Como comunidad internacional tenemos que apostar a la disminución de la violencia, no a su incremento. Y el camino, el único que hay para ello, es la legalidad internacional y la gestión de las Naciones Unidas, tan disminuida últimamente.

Quizá queden pocos días para formar una coalición de países que proponga una vía alterna a la que están impulsando Estados Unidos y sus aliados (Francia, Canadá, Australia, Italia, España y Japón, entre ellos) para lidiar con Siria.

Una vez que el Congreso de Estados Unidos apruebe la acción militar “limitada” —y todo parece indicar que el plan de Obama tiene los votos suficientes para salir adelante— el ataque será inminente.

Es importante reiterar que no habrá solución duradera sin involucrar a Irán y Rusia.

Si se rompieran sus nexos con Siria, Teherán se sentiría aun más aislado del mundo y su nuevo gobierno, etiquetado como moderado, no tendría muchos deseos de atender las preocupaciones de la comunidad internacional, como el envío de misiles a los grupos terroristas Hezbolá y Hamas.

Por su parte, Rusia conserva en Siria la única base militar fuera de su territorio (en el puerto de Tartus, donde suelen atracar submarinos nucleares y buques crucero de su fuerza naval).

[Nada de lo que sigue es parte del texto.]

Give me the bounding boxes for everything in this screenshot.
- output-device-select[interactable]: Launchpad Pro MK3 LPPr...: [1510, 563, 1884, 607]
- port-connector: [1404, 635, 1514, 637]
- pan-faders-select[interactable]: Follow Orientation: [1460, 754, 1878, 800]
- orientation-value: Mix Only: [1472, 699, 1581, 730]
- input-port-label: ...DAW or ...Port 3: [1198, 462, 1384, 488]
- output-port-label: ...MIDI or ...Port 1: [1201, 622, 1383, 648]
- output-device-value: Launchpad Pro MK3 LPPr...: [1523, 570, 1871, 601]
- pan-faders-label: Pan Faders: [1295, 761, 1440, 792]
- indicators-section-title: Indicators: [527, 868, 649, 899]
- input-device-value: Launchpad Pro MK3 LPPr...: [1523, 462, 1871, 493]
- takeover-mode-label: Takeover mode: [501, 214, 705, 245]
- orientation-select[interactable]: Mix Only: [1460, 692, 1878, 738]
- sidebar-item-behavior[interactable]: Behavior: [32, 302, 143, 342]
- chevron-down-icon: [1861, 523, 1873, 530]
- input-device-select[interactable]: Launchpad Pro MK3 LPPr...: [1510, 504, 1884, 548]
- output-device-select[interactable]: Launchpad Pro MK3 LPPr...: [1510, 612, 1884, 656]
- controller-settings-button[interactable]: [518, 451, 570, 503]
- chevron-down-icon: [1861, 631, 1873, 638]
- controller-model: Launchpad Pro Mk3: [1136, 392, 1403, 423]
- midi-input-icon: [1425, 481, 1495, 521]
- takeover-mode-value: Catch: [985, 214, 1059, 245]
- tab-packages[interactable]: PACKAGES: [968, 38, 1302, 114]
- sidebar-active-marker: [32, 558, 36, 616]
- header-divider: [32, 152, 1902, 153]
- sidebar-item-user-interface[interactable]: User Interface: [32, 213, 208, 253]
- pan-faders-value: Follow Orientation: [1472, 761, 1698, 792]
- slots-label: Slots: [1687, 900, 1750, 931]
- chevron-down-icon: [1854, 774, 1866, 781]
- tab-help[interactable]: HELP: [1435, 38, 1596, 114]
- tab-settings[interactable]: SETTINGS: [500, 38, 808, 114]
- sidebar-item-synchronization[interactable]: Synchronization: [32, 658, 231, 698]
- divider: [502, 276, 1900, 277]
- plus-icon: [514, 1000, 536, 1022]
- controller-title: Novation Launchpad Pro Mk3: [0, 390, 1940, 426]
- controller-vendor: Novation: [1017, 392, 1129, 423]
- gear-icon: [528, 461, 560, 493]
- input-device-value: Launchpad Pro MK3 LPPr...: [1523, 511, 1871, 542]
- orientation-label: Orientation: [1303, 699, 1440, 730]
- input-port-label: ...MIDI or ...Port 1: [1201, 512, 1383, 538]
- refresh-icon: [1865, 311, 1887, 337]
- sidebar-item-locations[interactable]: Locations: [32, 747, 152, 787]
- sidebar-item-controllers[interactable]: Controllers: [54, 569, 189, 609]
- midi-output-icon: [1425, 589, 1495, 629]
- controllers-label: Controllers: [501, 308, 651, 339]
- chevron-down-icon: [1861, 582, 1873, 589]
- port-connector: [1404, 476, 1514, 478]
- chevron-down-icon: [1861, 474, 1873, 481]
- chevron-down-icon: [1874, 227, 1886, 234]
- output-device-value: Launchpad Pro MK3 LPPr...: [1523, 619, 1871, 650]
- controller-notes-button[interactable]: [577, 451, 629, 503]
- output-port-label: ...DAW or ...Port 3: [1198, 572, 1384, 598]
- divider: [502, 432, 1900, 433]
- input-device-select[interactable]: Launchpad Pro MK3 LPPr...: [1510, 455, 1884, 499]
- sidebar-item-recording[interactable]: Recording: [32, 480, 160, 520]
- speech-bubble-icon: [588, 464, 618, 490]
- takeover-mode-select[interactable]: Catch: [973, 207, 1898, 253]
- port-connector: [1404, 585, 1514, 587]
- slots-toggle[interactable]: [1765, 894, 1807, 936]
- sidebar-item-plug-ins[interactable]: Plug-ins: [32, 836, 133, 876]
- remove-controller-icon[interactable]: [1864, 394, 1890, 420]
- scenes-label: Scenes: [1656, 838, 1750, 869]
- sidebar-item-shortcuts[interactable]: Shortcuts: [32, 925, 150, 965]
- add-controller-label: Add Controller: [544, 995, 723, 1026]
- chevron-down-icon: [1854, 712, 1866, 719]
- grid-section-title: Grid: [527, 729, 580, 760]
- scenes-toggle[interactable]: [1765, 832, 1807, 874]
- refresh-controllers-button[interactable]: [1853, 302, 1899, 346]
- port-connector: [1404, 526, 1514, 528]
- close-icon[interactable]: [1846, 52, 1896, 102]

Difícilmente Moscú aceptará la formación de un gobierno sirio que ponga fin a su presencia militar en el Mediterráneo.

Quedan pocos días para propiciar una discusión sobre Siria que no pase por la lógica militarista. Y México tiene que ser parte activa de lo que planteaba hace unos días la ex Alta Comisionada de la ONU para los Derechos Humanos, la canadiense Louise Arbour: cómo revitalizar la búsqueda de un arreglo político.

*Esta columna fue publicada originalmente en Excelsior.com.mx.